Margaret Thatcher, Plastics and Politics

Peter Davis, Director-General of the British Plastics Federation, looks back at the involvement Britain’s first female Prime Minister had with the plastics industry.

Today [08/04/13] we heard the sad news that Britain's first woman Prime Minister has died.  Not so well known is her time in the Plastics Industry.

It was in 1947 that BX Plastics, based in Manningtree, Essex, took on 17 new researchers. Three were women and one of them was the newly graduated Margaret Roberts. Each was paid £350 per annum.

Margaret Roberts was working at BX on surface tensions to develop an adhesive to stick PVC to wood or metal.  The Technical Director said she was "very conscientious, hard working," but not too popular with her colleagues.

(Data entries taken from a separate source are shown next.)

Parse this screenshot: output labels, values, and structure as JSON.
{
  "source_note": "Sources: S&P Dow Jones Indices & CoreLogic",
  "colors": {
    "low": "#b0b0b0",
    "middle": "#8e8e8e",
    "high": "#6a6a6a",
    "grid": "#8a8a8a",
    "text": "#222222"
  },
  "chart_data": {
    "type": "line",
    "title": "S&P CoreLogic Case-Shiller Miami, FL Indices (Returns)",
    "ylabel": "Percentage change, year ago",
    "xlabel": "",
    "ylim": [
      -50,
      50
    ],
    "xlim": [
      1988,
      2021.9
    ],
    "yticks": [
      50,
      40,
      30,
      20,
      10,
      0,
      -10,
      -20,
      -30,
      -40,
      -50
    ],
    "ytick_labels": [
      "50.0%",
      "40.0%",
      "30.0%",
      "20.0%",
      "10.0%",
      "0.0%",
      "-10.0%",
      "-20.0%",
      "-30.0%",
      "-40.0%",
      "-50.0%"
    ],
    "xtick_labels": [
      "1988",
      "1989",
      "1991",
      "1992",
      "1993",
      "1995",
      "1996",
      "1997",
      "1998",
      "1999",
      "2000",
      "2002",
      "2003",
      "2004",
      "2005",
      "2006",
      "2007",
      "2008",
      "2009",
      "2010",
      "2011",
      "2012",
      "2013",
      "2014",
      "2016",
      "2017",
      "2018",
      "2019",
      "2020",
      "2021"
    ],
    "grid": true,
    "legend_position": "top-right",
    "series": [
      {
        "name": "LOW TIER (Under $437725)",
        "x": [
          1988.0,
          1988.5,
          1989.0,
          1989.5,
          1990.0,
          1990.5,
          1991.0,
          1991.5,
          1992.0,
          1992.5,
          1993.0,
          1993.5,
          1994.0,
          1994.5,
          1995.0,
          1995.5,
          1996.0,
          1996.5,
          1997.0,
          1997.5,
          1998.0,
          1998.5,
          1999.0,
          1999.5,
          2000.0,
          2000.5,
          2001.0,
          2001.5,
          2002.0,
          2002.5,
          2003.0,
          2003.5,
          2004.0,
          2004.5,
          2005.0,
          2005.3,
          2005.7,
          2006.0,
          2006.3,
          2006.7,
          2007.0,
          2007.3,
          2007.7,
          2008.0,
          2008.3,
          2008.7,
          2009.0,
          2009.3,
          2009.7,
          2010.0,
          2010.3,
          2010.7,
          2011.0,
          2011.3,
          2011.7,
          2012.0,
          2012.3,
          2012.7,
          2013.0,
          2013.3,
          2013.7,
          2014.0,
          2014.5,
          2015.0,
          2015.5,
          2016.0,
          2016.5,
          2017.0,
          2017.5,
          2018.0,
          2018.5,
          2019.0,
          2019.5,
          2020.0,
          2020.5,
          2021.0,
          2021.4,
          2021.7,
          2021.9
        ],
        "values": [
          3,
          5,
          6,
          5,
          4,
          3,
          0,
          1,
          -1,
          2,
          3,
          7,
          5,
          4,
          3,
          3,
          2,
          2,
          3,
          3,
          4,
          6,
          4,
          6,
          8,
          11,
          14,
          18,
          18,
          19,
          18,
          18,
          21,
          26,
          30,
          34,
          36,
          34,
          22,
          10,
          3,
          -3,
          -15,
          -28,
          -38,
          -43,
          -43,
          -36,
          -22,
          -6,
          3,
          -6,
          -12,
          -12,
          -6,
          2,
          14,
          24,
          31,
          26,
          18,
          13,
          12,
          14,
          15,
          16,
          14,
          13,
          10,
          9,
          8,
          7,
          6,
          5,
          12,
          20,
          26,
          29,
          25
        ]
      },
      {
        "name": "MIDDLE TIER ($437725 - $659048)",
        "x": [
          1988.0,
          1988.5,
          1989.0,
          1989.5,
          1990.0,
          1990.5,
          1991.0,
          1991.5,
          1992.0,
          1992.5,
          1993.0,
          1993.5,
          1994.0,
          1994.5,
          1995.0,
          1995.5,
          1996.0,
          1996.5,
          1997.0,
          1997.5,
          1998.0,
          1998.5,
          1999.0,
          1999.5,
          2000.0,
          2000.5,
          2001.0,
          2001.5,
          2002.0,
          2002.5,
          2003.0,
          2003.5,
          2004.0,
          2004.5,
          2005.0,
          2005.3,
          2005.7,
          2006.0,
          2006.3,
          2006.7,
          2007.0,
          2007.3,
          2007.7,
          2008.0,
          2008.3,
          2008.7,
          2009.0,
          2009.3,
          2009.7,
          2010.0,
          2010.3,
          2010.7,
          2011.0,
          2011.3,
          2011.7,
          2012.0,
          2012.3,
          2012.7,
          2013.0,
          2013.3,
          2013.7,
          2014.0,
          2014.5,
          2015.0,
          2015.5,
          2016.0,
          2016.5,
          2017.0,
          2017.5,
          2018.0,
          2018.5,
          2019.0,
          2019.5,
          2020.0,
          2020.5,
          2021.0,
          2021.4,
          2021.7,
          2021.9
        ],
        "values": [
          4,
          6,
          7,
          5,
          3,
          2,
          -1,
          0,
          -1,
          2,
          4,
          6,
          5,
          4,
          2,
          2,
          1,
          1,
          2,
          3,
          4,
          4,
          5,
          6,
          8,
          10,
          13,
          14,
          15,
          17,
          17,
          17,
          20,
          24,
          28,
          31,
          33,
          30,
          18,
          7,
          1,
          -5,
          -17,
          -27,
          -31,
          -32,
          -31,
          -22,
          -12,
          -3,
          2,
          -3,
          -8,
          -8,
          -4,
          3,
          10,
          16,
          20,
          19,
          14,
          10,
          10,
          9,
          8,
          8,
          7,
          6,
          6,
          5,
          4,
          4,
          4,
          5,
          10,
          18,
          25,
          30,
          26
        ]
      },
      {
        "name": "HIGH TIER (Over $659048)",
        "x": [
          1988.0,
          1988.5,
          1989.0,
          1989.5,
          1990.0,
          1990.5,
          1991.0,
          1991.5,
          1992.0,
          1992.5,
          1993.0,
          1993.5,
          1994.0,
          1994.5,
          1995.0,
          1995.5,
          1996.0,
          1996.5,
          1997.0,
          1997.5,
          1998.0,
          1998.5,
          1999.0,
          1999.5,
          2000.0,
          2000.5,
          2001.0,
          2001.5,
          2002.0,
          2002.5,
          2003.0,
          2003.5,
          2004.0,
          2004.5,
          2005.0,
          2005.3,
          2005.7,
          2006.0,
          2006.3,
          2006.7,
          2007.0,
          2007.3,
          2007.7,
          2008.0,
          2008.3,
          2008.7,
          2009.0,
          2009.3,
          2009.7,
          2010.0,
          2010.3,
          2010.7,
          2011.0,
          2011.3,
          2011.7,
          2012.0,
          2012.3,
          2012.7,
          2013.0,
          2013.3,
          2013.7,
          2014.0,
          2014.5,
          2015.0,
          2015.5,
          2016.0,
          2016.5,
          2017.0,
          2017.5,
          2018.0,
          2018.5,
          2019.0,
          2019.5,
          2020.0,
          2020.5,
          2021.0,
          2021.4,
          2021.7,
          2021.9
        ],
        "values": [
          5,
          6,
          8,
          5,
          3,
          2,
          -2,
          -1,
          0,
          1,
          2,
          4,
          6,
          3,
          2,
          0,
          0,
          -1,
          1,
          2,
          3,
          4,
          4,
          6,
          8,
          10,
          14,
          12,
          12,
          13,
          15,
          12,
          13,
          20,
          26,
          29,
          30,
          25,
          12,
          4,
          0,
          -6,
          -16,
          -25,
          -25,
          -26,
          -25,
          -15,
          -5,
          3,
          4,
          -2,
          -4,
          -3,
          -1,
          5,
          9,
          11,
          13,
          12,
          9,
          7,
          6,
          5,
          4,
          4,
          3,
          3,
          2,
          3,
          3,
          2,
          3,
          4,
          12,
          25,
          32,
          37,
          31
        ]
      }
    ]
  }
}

I got to know Margaret Thatcher when I became Special Advisor to the then Secretary of State for the Environment, Kenneth Baker. She approved my appointment.

They were heady times in her Government with huge, overdue reforms being implemented, deficit reduction (sound familiar?), and the collapse of the Iron Curtain. And then there were the conflicts: the Miners Strike and the Falklands War. It was an exciting time of real change and I would not have missed it for the world.

Mrs Thatcher had a regular meeting with all Special Advisers like me.  She was very well briefed with notes in a green felt pen on manilla paper, and you had to make sure you were as well, on every aspect of your Department's activities. 

She said during one election: "You may not like me but you know what I stand for.”  From my close perspective she was the leading Prime Minister for many decades and leaves a lasting legacy which will endure.